Andrea Gaiardoni, il venerdì 26/8/2016, 26 agosto 2016
IL GAMBERO «ALIENO» NON RETROCEDE: IN ITALIA AVANZA
È una vicenda che incrocia cronaca e ambiente. La prima per gli allarmi lanciati da molti quotidiani locali; l’altra perché le origini del fenomeno sono un piccolo mistero ambientale. Il protagonista? Quello che, non senza un pizzico di ironia, la stampa ha ribattezzato «il gambero killer della Louisiana», o anche «l’alieno», che ha invaso laghi, fiumi e canali in ogni angolo d’Italia. Straordinari per capacità riproduttive, micidiali per aggressività e voracità: attaccano in branco e dopo il loro passaggio resta poco: uova di pesci, rane, insetti, perfino alghe e piante acquatiche. Ed è un problema. Perché non solo distrugge le specie esistenti, ad esempio il gambero nostrano, ma scava profonde gallerie negli argini per resistere all’inverno, indebolendo una rete già di per sé fragile. Il Procambarus clarkii ha anche la capacità di trascorrere ore fuori dall’acqua.
C’è chi giura di averli visti sfidare cani e assalire pollai. L’ultimo allarme arriva da Mestre: gli abitanti di via Forte Gazzera, quartiere vicino a campi e fossati, si sentono minacciati: «Non possiamo stenderci sull’erba» raccontano, «rischiamo di essere attaccati».
«L’aggressione all’uomo mi sembra poco verosimile» tranquillizza Piero Genovesi, ricercatore dell’Ispra (Istituto superiore per la protezione e la ricerca ambientale). «E se anche fosse, si tratta di animaletti lunghi al massimo venti centimetri, male che vada pizzicano».
Questa specie sarebbe anche buona, nel senso di commestibile.

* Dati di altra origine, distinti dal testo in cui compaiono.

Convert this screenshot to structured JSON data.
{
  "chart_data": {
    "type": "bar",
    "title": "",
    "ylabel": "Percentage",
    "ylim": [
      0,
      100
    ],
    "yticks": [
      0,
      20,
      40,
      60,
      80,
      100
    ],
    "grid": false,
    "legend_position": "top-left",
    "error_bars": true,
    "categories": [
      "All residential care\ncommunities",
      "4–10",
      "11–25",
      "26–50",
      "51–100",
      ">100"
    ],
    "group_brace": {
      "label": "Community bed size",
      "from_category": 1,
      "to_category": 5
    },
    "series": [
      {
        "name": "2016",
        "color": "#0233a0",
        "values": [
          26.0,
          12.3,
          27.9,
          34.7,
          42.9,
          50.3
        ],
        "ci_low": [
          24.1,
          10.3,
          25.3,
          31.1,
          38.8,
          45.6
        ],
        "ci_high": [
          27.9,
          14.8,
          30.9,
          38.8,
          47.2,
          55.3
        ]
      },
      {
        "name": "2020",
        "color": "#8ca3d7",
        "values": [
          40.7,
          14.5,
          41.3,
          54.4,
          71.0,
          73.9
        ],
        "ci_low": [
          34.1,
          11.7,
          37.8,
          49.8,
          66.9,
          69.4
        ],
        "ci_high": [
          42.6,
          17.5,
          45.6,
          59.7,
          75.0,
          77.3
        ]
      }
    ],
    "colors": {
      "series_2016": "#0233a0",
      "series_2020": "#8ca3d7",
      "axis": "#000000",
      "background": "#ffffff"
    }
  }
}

Il suo arrivo in Italia risale agli anni 80, quando un’azienda toscana creò allevamenti destinati al commercio. Ma, per cause ancora da scoprire, il gambero ha progressivamente invaso i tratti d’acqua dolce sfuggendo al controllo: prima nel Nord, dal Piemonte al Friuli; poi verso Sud, arrivando in Puglia e in Sicilia. E sono presenti soprattutto nei bacini dei grandi fiumi, dal Po all’Arno, al Tevere. Veloci e resistenti di notte possono percorrere fino a tre chilometri (a terra); depongono 500 uova l’anno e resistono anche ad agenti inquinanti come nichel, piombo e zinco. Non solo: il Procambarus clarkii è stato inserito nell’elenco delle 37 specie invasive, diffuso nel 2014 dalla Comunità Europea, che ne vieta l’allevamento.
«Ma in realtà c’è poco da fare» ammette Piero Genovesi, «debellarli è impossibile. Si può lavorare sulla prevenzione, con pescatori e diportisti, per evitare almeno il passaggio accidentale, nella fase larvale, da un bacino all’altro».